Today, Scarecrow holds thousands of films that aren’t available anywhere else. Some are so rare that can only be viewed in the store itself. In total, Scarecrow has over 138,000 titles which means that it’s the world’s largest independent video rental store. In comparison, Amazon, Netflix and Hulu only offer around 36,000 titles combined and don’t hold the rights to many of their movies.
Scarecrow also gives their customers access to the vintage films that streaming services rarely offer. Over the years, half of films from before 1950 have been lost. Scarecrow is trying to preserve as many movies as possible, especially little-known classics from the past. Its oldest film is from 1895 and it holds movies from 129 countries in around 126 languages.
Scarecrow has many celebrity fans too. The late film critic Roger Ebert often visited the store and recommended films to customers. Quentin Tarantino spent hours browsing their extensive collection and Courtney Love was rumoured to have spent more money on its movies than any other customer.
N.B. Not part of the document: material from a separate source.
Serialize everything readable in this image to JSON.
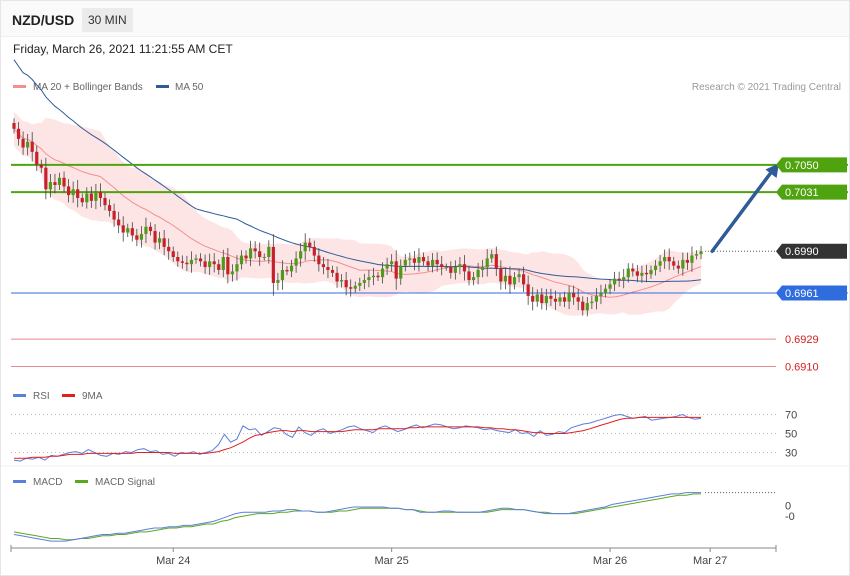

In 2019 Scarecrow introduced a rent by mail service to enable even more people to have access to their films. The staff host weekly screenings and lectures and offer educational programming including a children’s hour for families with young children. It incorporates clips from their collection with story time and art activities. Scarecrow also delivers films to care homes and community centres, and hosts discussions, as part of its Silver Screeners Programme. The store even has a YouTube channel which introduces viewers to little known films. During the pandemic they offered many in-person activities online.
This year they’re planning more events both online and in person. They want to keep expanding the collection through the support of the community and various fundraising events. The ultimate goal is to continue to preserve movie history for future generations.